Comment parvenir à restituer son identité ? Comment déterminer son avis et en fonction de quels
éléments ? L’intervenant, accompagné par l’enseignant, incite les élèves à se poser des questions sur la
littérature et la théâtralité conjointement, en abordant tous les éléments qui participent d’une pièce de
théâtre (notions de fable, personnages, construction, rythme, langue, oralité etc…). Le comité de lecture
se présente comme un parcours de sensibilisation au théâtre d’aujourd’hui et aux auteurs vivants.
Les débats sont un apprentissage de l’écoute de l’autre et de la prise de parole dans le respect de
l’opinion de chacun. Ils invitent les jeunes à développer leur sens critique, à préciser leur prise de parole,
à réfléchir et à choisir les mots pour dire ce qu’ils pensent et pour convaincre.
► Les partenaires
Le théâtre c’est d’abord l’écriture d’un texte (quelle que soit sa forme), puis son partage avec le public,
sous la forme d’une pièce éditée et d’une mise en scène portée sur un plateau de théâtre.

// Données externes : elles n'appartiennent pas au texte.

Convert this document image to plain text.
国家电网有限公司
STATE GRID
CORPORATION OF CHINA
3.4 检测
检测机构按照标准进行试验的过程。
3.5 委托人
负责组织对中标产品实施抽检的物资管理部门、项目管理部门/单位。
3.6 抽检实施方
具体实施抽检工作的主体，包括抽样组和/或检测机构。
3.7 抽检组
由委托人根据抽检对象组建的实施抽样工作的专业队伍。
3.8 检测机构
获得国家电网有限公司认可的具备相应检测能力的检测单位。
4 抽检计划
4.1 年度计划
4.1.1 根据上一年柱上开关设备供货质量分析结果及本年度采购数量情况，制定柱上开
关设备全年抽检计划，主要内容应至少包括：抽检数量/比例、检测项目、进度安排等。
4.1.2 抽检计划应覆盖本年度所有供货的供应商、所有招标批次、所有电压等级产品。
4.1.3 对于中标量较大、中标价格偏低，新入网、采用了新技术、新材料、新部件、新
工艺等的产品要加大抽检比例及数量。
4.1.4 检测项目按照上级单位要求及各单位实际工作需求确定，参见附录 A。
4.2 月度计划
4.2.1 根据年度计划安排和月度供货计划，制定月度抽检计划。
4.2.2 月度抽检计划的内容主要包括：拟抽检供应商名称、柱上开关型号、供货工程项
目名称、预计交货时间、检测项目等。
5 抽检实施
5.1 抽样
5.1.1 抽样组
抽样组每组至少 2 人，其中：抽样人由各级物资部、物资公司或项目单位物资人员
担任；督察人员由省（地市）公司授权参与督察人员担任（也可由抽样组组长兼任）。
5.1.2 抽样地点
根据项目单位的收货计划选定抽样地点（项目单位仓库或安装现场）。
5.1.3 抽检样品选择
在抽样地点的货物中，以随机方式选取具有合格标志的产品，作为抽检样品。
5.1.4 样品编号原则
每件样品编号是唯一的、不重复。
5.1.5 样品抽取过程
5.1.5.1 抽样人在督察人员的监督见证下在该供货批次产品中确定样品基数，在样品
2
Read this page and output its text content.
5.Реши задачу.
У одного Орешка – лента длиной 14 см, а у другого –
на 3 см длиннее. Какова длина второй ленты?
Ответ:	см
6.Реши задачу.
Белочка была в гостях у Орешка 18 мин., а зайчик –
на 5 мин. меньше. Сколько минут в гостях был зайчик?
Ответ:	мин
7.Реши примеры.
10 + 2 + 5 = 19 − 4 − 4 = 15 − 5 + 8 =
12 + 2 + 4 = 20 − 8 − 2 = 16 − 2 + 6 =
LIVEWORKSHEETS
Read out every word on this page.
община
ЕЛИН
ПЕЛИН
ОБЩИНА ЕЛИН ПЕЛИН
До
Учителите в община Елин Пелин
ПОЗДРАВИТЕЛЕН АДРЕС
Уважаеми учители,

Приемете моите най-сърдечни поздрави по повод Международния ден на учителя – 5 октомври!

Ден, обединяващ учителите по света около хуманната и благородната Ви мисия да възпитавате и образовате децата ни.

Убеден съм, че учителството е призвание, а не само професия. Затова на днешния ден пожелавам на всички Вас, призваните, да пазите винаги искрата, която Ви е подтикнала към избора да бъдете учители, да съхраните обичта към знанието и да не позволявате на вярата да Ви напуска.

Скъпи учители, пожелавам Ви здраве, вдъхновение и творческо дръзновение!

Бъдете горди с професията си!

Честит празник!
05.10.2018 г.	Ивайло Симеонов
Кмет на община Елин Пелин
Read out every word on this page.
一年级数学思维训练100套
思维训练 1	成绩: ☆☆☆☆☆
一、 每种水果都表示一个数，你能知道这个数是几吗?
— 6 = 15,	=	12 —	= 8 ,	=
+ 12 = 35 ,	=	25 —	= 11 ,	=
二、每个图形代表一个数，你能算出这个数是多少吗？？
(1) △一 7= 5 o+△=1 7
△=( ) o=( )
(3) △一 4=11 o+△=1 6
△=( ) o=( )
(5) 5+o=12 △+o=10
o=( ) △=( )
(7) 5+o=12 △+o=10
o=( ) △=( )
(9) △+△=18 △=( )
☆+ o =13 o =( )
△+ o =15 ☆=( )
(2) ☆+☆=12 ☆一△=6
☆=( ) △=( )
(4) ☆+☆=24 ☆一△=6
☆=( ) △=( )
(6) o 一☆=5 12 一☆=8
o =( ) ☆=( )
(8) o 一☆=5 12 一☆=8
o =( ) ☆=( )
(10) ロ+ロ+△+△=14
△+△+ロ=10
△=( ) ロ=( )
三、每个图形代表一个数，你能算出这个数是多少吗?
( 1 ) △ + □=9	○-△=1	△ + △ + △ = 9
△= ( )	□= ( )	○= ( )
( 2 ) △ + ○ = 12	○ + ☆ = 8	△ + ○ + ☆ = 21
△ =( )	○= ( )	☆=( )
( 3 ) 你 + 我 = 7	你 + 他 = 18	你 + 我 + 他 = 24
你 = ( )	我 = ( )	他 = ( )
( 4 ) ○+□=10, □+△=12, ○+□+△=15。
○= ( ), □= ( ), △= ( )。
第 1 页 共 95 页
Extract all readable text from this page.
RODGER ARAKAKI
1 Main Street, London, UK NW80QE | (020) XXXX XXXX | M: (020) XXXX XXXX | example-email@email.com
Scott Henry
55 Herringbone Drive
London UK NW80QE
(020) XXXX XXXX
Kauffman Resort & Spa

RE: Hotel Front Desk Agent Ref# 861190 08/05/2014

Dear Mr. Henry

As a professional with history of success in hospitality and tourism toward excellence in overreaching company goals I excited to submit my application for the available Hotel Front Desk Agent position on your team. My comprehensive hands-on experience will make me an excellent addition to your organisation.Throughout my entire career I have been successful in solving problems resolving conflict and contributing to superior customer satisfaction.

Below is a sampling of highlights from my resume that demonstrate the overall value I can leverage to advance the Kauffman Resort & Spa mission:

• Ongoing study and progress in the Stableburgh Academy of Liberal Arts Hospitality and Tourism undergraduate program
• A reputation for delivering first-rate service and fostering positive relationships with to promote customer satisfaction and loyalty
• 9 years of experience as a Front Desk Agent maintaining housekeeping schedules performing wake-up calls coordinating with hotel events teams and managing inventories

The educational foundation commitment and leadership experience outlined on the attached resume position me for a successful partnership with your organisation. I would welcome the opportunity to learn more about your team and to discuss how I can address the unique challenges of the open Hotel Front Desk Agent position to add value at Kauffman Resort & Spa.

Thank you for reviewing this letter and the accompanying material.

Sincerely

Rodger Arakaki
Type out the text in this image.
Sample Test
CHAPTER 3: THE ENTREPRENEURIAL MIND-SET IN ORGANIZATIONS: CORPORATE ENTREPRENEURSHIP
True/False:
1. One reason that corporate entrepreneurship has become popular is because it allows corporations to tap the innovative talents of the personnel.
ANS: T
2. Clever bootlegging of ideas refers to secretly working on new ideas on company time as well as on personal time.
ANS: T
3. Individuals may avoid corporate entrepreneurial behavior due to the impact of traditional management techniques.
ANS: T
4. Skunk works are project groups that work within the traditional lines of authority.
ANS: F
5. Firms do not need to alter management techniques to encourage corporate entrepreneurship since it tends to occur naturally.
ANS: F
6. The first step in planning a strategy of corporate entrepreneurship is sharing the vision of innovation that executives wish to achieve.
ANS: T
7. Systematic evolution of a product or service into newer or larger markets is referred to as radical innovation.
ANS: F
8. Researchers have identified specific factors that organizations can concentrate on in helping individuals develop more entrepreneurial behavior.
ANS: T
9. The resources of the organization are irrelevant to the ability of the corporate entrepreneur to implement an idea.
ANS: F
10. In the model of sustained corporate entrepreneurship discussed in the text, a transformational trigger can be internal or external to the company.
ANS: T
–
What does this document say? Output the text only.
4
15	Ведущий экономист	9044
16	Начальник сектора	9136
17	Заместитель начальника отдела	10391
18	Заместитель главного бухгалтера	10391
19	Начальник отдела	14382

C’est pourquoi L’inédiThéâtre réunit autour des classes participantes, 3 partenaires qui représentent ce
parcours. Postures, qui accompagne les lycéens dans leur découverte du texte théâtral contemporain,
Lansman éditeur qui publie la pièce choisie par les élèves et le Théâtre de l’Aquarium, qui permet aux
élèves de mieux comprendre les enjeux d’une représentation théâtrale.
► Déroulement
16 septembre 2014 : réunion du jury au Théâtre de l’Aquarium et choix des trois manuscrits qui seront
soumis aux élèves.
De janvier à avril 2015 : 7 séances (14 heures) sont consacrées à la découverte des textes, à des
tentatives de mise en voix d’extraits, et à la discussion. Ces séances sont animées par un intervenant, en
collaboration avec l’enseignant.
Pour les classes qui le souhaitent elles peuvent se dérouler au Théâtre de l’Aquarium lors de deux jours
de stage.
L’enseignant accompagne et prolonge la lecture et l’analyse des textes.
La première séance est consacrée à la présentation du projet et des participants ; les élèves y
découvrent pour la première fois les textes dont ils devront débattre par la suite, ils prennent
connaissance des « règles du jeu » (lecture, prise de note, argumentation, et échanges) et s’attachent à
définir ensemble pour leur comité des critères de sélection et des enjeux.
Pour les élèves d’Ile de France participant au projet, cette première séance se déroulera le
vendredi 26 septembre 2014 au Théâtre de l’Aquarium. Les classes qui le souhaitent pourront
ensuite assister à la représentation d’End/Ignés de Mustapha Benfodil, mise en scène par
Kheireddine Lardjam.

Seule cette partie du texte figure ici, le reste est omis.